Remember, the analogy of US government debt to household debt is a silly one, just as is the analogy to Greece.  The government is not a family; our income is not the fixed wages of a head of household; our debt may feel staggeringly large for ordinary people to comprehend, but it is not too large a share of our GDP and our cost-of-funds right now is incredibly low.  We should borrow while the borrowing is good, to pay for the vital infrastructure repairs that need to be made and to ensure that we do not default on a key obligation to our people–the provision of a decent standard of living through measures that encourage job creation (by creating demand) and provide security against job loss and the vulnerabilities of old age and sickness.

The Peterson Institute is spending half a billion dollars to distort the public’s understanding of debt and deficits, in order to convince Americans that we should run the government like they run their households, in terms of amount of debt.  But Peterson is a right-wing billionaire whose views are antiquated and wrong for the time.  Keynes is the only one who has had it right, and we should listen to Keynes, not Friedman’s brute capitalism theories of a “free” market in which the wealthy control the assets and confiscate the rewards, not Peterson’s cacophonous sounds about debt.

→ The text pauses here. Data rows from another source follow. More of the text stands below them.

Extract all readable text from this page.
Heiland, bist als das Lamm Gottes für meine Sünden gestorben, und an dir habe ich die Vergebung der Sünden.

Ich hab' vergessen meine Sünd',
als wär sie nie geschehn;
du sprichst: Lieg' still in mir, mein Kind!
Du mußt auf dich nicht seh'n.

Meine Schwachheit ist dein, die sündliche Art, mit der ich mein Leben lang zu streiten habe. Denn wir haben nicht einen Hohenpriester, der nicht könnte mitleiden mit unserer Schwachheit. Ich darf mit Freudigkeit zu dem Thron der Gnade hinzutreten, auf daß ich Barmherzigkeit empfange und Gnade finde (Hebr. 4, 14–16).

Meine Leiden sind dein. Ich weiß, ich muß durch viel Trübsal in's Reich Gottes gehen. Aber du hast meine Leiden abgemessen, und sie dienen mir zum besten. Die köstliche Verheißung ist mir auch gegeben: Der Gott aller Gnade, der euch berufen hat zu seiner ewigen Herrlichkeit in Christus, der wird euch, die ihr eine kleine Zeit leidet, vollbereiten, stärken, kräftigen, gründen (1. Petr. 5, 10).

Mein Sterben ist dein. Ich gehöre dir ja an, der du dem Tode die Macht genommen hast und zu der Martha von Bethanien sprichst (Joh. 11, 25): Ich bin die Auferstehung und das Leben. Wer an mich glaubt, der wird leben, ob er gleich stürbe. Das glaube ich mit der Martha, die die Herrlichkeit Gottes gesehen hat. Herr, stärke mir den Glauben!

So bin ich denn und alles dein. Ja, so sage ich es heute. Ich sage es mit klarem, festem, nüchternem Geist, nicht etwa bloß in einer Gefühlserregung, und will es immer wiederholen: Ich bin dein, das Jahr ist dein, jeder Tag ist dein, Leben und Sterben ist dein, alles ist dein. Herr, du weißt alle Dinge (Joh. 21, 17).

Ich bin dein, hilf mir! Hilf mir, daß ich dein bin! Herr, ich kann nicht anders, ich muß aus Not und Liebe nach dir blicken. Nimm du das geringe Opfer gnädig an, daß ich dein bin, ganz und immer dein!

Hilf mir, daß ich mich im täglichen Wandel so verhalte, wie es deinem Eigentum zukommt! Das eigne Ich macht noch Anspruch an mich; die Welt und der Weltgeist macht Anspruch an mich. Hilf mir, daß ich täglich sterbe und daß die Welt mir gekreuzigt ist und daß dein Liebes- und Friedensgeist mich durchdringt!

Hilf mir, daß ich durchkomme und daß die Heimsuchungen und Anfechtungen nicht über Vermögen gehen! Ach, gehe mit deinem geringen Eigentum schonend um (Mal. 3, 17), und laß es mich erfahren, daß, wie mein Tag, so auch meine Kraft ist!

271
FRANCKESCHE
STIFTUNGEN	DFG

Look again at Moyers’ program.  He runs a tape where Lloyd Blankfein–head of Goldman Sachs, filthy rich, and one of the culprits of the financialization of the economy and the speculation that threw us into the Great Recession–talks about how ordinary people will have to give up on their expectations from Social Security and Medicare.  Entitlements, he says, just can’t deliver what people want–we can’t afford it.  This from a guy who has socked away millions garnered from the everyday lives of ordinary people.  This from a person who has ridden the easy street rail line of subsidized profits for his banking firm (cost-of-funds extraordinarily low due to the government bailout; and subsidies in the code both internationally (active financing exception) and at home (the tax treatment of derivatives has been extraordinarily kind to banks in terms of sourcing and therefore taxability), etc.  This from a person who has enjoyed a priviledged preferential rate of taxation on much of his income, lobbied for through the revolving door of Treasury officials and banksters and their attorneys.

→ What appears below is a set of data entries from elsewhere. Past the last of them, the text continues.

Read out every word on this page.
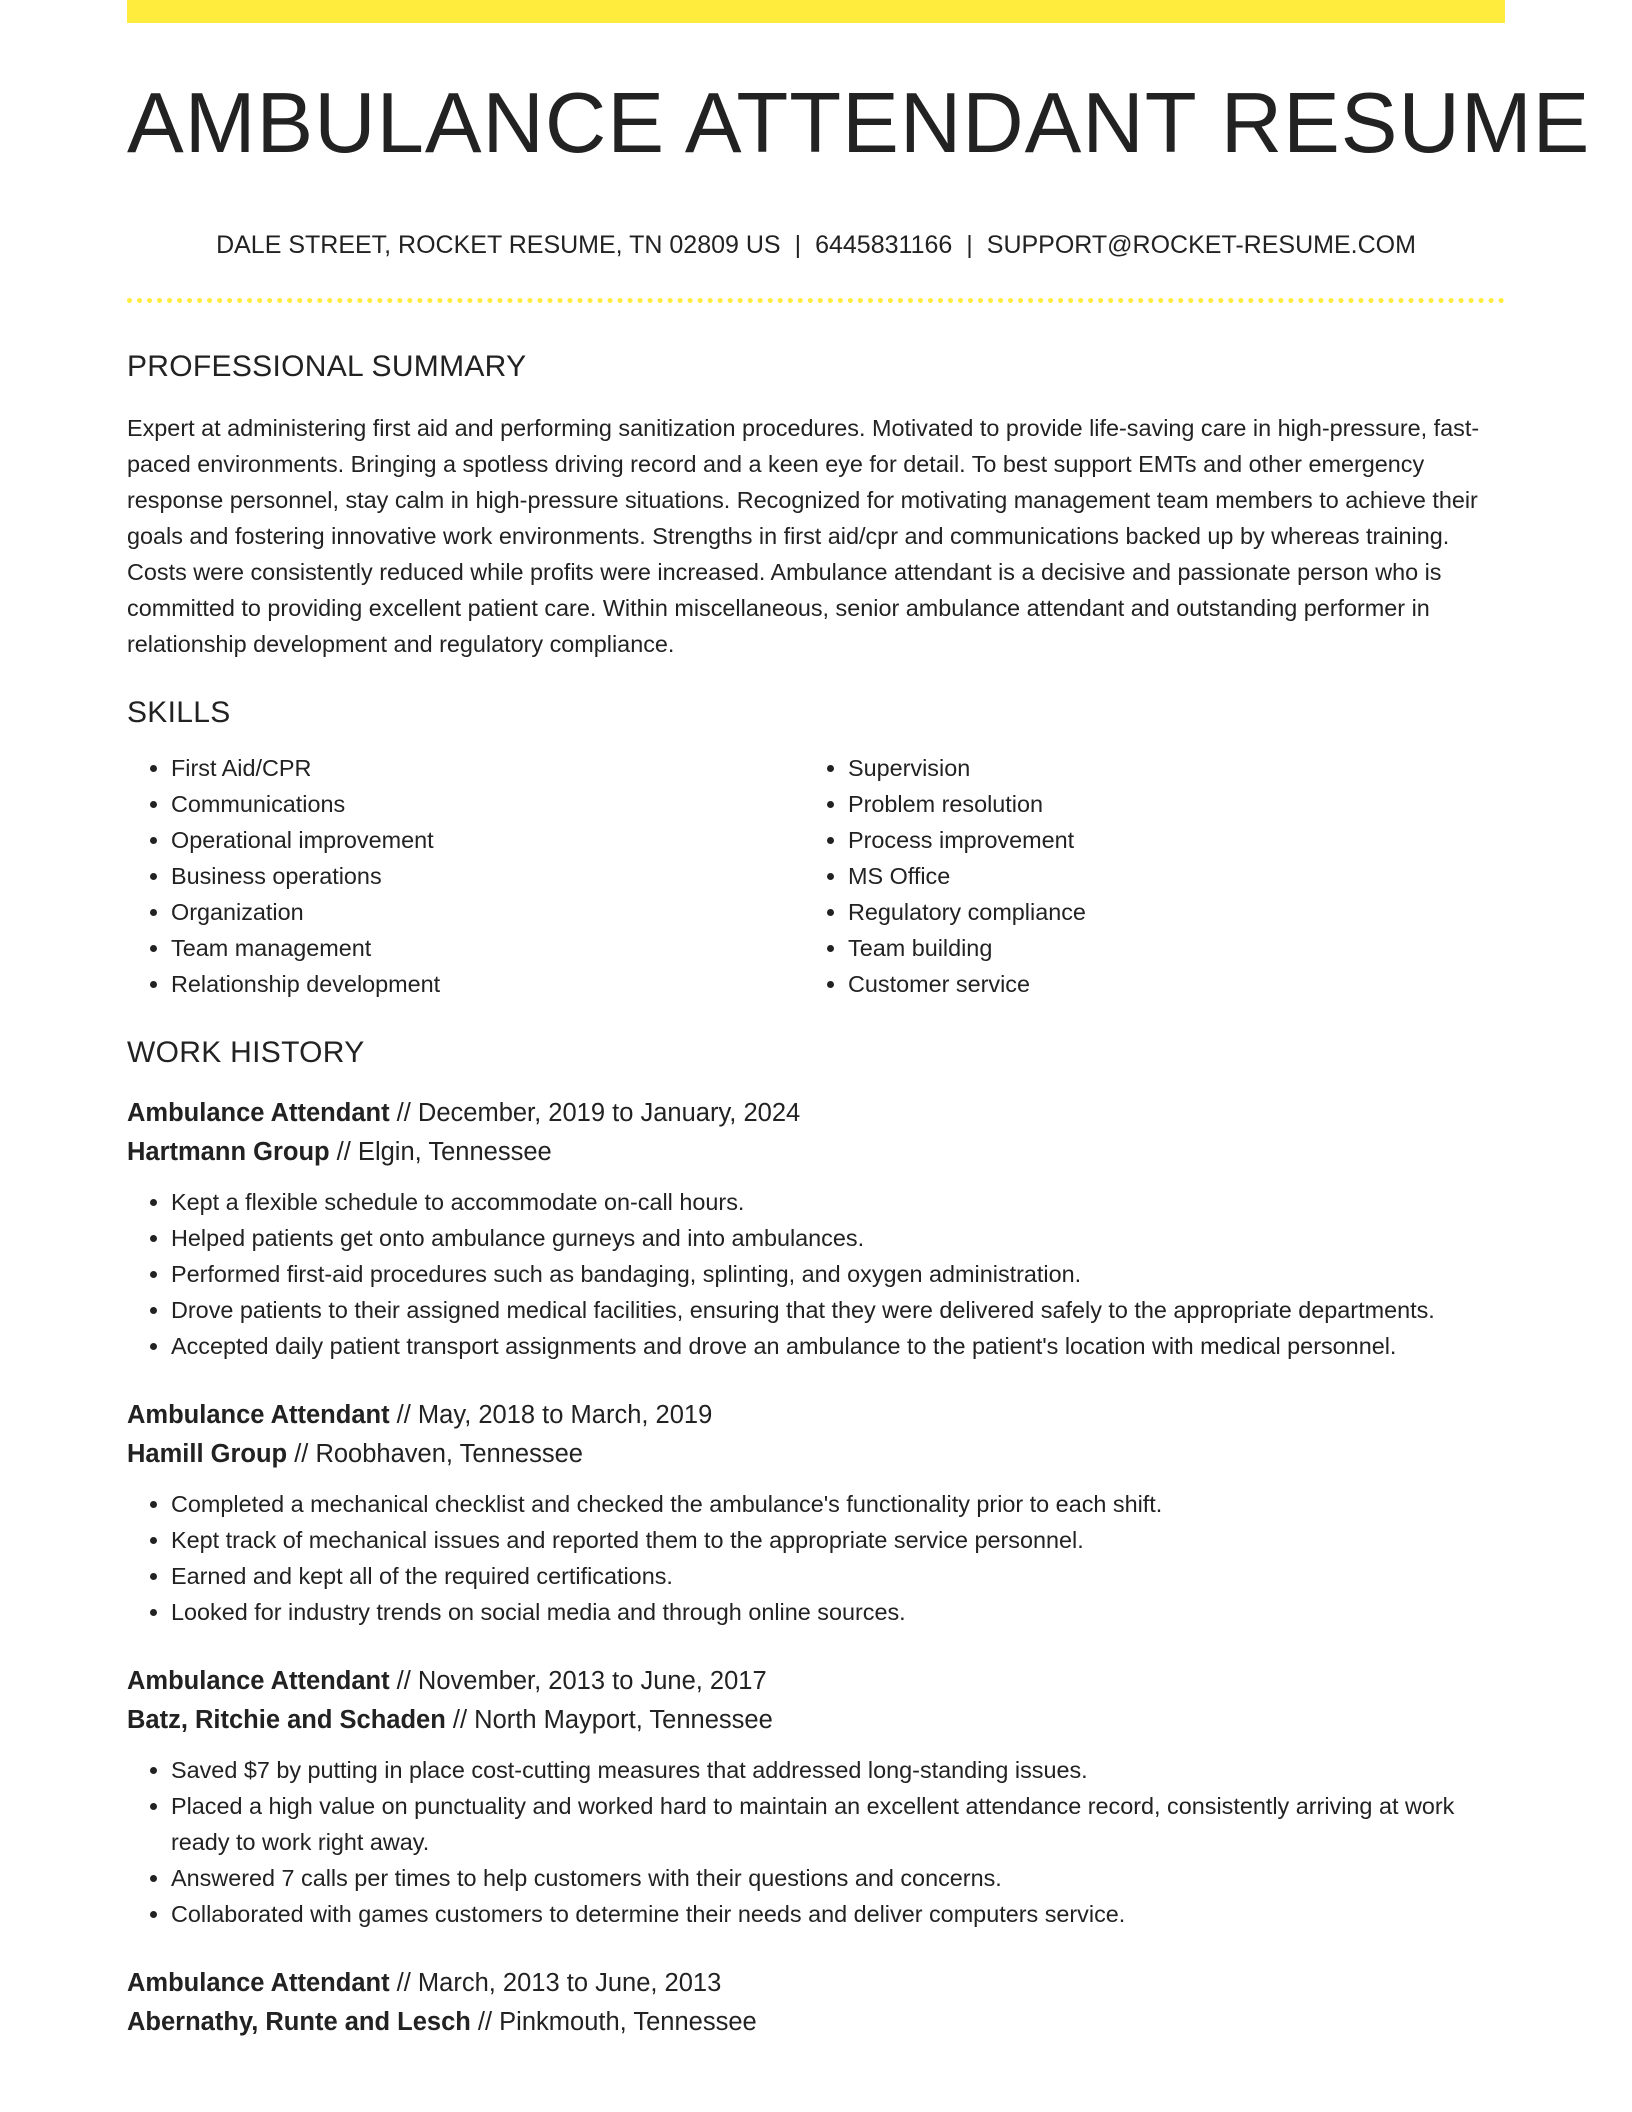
AMBULANCE ATTENDANT RESUME
DALE STREET, ROCKET RESUME, TN 02809 US | 6445831166 | SUPPORT@ROCKET-RESUME.COM
PROFESSIONAL SUMMARY

Expert at administering first aid and performing sanitization procedures. Motivated to provide life-saving care in high-pressure, fast-paced environments. Bringing a spotless driving record and a keen eye for detail. To best support EMTs and other emergency response personnel, stay calm in high-pressure situations. Recognized for motivating management team members to achieve their goals and fostering innovative work environments. Strengths in first aid/cpr and communications backed up by whereas training. Costs were consistently reduced while profits were increased. Ambulance attendant is a decisive and passionate person who is committed to providing excellent patient care. Within miscellaneous, senior ambulance attendant and outstanding performer in relationship development and regulatory compliance.

SKILLS
• First Aid/CPR
• Communications
• Operational improvement
• Business operations
• Organization
• Team management
• Relationship development
• Supervision
• Problem resolution
• Process improvement
• MS Office
• Regulatory compliance
• Team building
• Customer service
WORK HISTORY
Ambulance Attendant // December, 2019 to January, 2024
Hartmann Group // Elgin, Tennessee
• Kept a flexible schedule to accommodate on-call hours.
• Helped patients get onto ambulance gurneys and into ambulances.
• Performed first-aid procedures such as bandaging, splinting, and oxygen administration.
• Drove patients to their assigned medical facilities, ensuring that they were delivered safely to the appropriate departments.
• Accepted daily patient transport assignments and drove an ambulance to the patient's location with medical personnel.
Ambulance Attendant // May, 2018 to March, 2019
Hamill Group // Roobhaven, Tennessee
• Completed a mechanical checklist and checked the ambulance's functionality prior to each shift.
• Kept track of mechanical issues and reported them to the appropriate service personnel.
• Earned and kept all of the required certifications.
• Looked for industry trends on social media and through online sources.
Ambulance Attendant // November, 2013 to June, 2017
Batz, Ritchie and Schaden // North Mayport, Tennessee
• Saved $7 by putting in place cost-cutting measures that addressed long-standing issues.
• Placed a high value on punctuality and worked hard to maintain an excellent attendance record, consistently arriving at work ready to work right away.
• Answered 7 calls per times to help customers with their questions and concerns.
• Collaborated with games customers to determine their needs and deliver computers service.
Ambulance Attendant // March, 2013 to June, 2013
Abernathy, Runte and Lesch // Pinkmouth, Tennessee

No, Obama shouldn’t listen to the Blankfeins of the world, or the Norquists, or the Toomeys.  He should turn a deaf ear to Mitch McConnell and to Rand Paul and all of those who insist that we have to keep funding the military-industrial oligarchy but that we can’t afford to keep funding the earned benefit programs that have made the difference between an intolerable standard of living and a decent standard of living for millions of Americans.